Andy Hawthorne

I write and I code.

HMVC: an Implementation Example with CodeIgniter

HMVC and modular separation can make life easier, when you need to add new features to a web app. I’ve been working on a project using the CodeIgniter PHP framework. Recently, there has been a feature request for a review system. There are 2 main aspects to the requirement: a moderation capability on the corporate intranet, and a place for customers to write their reviews on the production web site.

Modular separation and HMVC made this much easier. Read on to find out why…

The Problem

I can’t go into too much detail about the client, or the specific requirements. What I can do, is describe how modular separation made what could have been a nightmare, into something manageable.

The main problem was: a major re-build of the intranet had been completed, and was sitting on the clients staging server. The reviews feature was needed immediately. The client couldn’t merge the releases because final testing was still ongoing. So ideally, I needed a ‘drop-in ‘ solution that would barely impact on the production applications.

As I said, the 2 applications were already built on the CodeIgniter framework. They were not built on top of the same installation though.

The intranet already contained some code for handling the CRUD operations for reviews. The company in question were sending out paper-based reviews, and then using the system to post the replies to the production web site, via the intranet.

The Requirements

What they now wanted to do was:

  1. send out an email link to a review form, for the product the customer had purchased
  2. have the emails generated automatically at the point where the date was 6 weeks from the customers purchase date.
  3. Have the customer responses post into a moderation system that could be accessed via the corporate intranet.

The HMVC Solution

As I said, there was some code already looking after the CRUD operation. So what I did was the following:
  1. Added the HMVC Modular Extensions for CodeIgniter to both the production web site and the intranet
  2. Created a module for reviews in the intranet build. Then I moved the existing CRUD code in. The only modification it needed really was to extend the controller classes with MX_Controller rather than CI_Controller. That step wasn’t strictly necessary, but it gave me the option to use the powerful Modules::run feature should I need it.
  3. I could then de-couple the code almost completely. The reviews module has it’s own models, views, and controllers. If it needed them, it could have helpers and libraries too.
  4. Installing the modular extensions doesn’t require much effort, and importantly, doesn’t impact on the rest of the application. Only the controllers that need to respond to calls to Modules::run have to extend MX_Controller. Everything else can stay the same – hello modular separation.
  5. The screenshot below is obviously not the actual code, but it demonstrates how the implementation works – and one of the major benefits of modular separation.  The config option seen in the screenshot is important:

    hmvc

    HMVC extensions installed in CodeIgniter 2.1

    $config['modules_locations'] = array('modules/' => '../../modules/',
    );
    

    It allows the modules directory to be held outside of the application directory.

  6. I did much the same thing for the production web site. By including the files necessary for customers to add their reviews in a module, it isolated the code from everything else. It still integrated it with the application as a whole though.

What About the HMVC?

At the moment what we have is a good example of modular separation.  To add a really simple example of HMVC:

  1. I’ll actually create a reviews controller in modules/reviews/controllers.
  2. We’ll create another module too. Call it ‘example’, and add a sub-folder for the controllers.
  3. Then create an example controller in modules/example. Name it example.php.
  4. Add the following to the example controller:
    class Example extends MX_Controller
    {
        public function __construct()
        {
            parent:: __construct();
        }
        public function print_a_message()
        {
            return "Hello, from HMVC.";
        }
    }
    

    Here, we are just creating a simple method that we will call from the reviews controller by cross loading it via HMVC.
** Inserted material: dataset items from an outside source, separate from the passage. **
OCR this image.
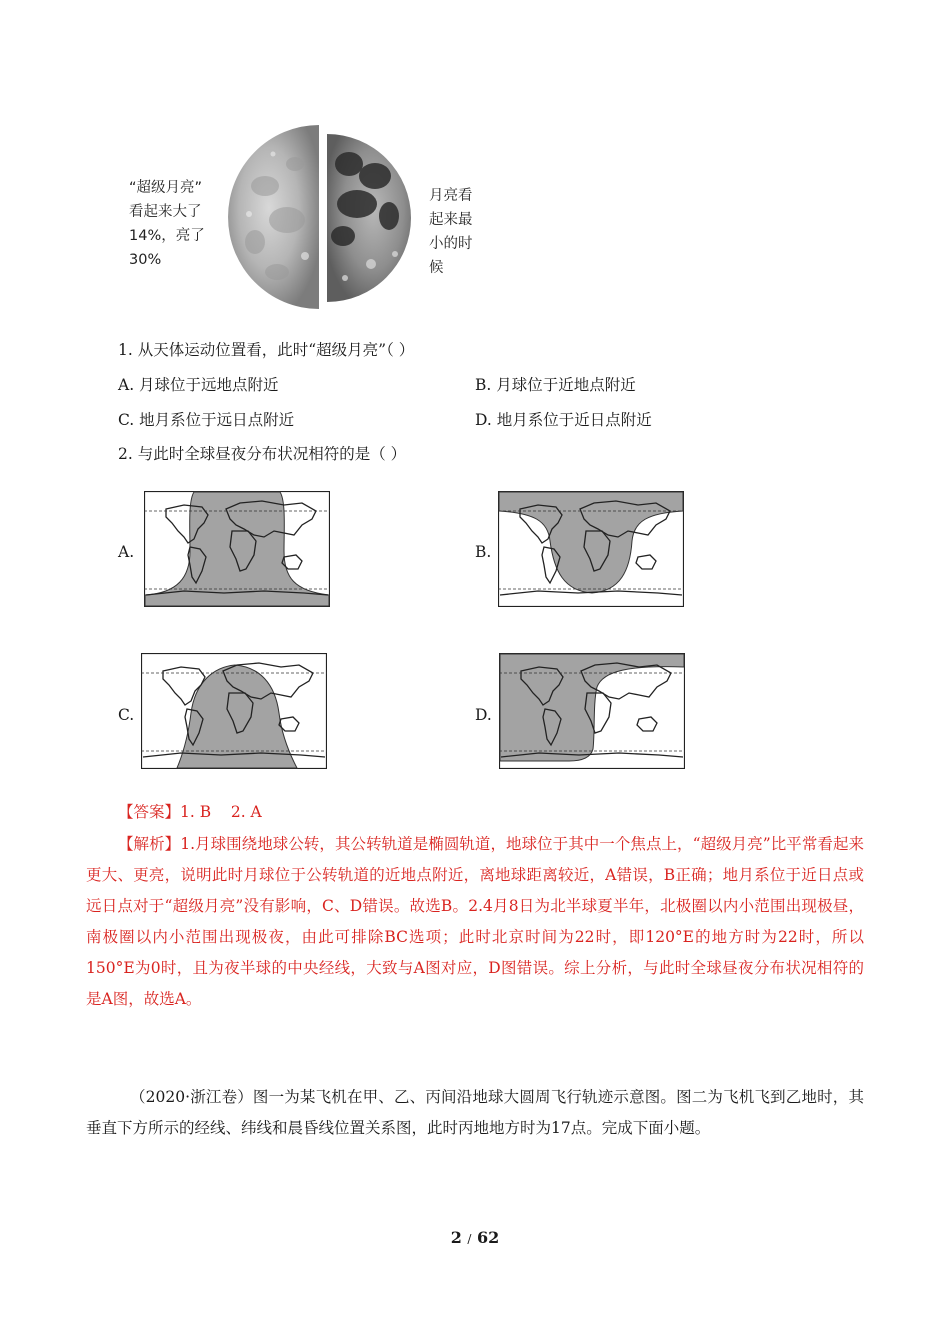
“超级月亮”
看起来大了
14%，亮了
30%
月亮看
起来最
小的时
候
1. 从天体运动位置看，此时“超级月亮”（ ）
A. 月球位于远地点附近	B. 月球位于近地点附近
C. 地月系位于远日点附近	D. 地月系位于近日点附近
2. 与此时全球昼夜分布状况相符的是（ ）
A.	B.
C.	D.
【答案】1. B    2. A
【解析】1.月球围绕地球公转，其公转轨道是椭圆轨道，地球位于其中一个焦点上，“超级月亮”比平常看起来更大、更亮，说明此时月球位于公转轨道的近地点附近，离地球距离较近，A错误，B正确；地月系位于近日点或远日点对于“超级月亮”没有影响，C、D错误。故选B。2.4月8日为北半球夏半年，北极圈以内小范围出现极昼，南极圈以内小范围出现极夜，由此可排除BC选项；此时北京时间为22时，即120°E的地方时为22时，所以150°E为0时，且为夜半球的中央经线，大致与A图对应，D图错误。综上分析，与此时全球昼夜分布状况相符的是A图，故选A。
（2020·浙江卷）图一为某飞机在甲、乙、丙间沿地球大圆周飞行轨迹示意图。图二为飞机飞到乙地时，其垂直下方所示的经线、纬线和晨昏线位置关系图，此时丙地地方时为17点。完成下面小题。
2 / 62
  5. Back in the reviews controller, we can load our example controller, and call the print_a_message() method:
    class Reviews extends MX_Controller
    {
        public function __construct()
        {
            parent:: __construct();
            //$this->load->module('module/controller');
            $this->load->module('example/example');}
    
        public function index()
        {
            echo $this->example->print_a_message();
        }
    }
    

    As the comment in the constructor describes, $this->load->module is used to load a controller from any other module. You might be wondering what the point of that is. Think of it this way: with HMVC you can cross-load the methods in any controller within the module hierarchy. That means you can create reusable ‘triads’ of code (models, views, and controllers), not just reusable in this application, but also in others too. You might need to play with the code a little, in fact definitely play around with it. You’ll soon get the idea.

Final Words…

My modules of code were tested and pushed live in one afternoon. Nothing broke (phew!), and the client was happy. The modular separation solution solved the coding challenge.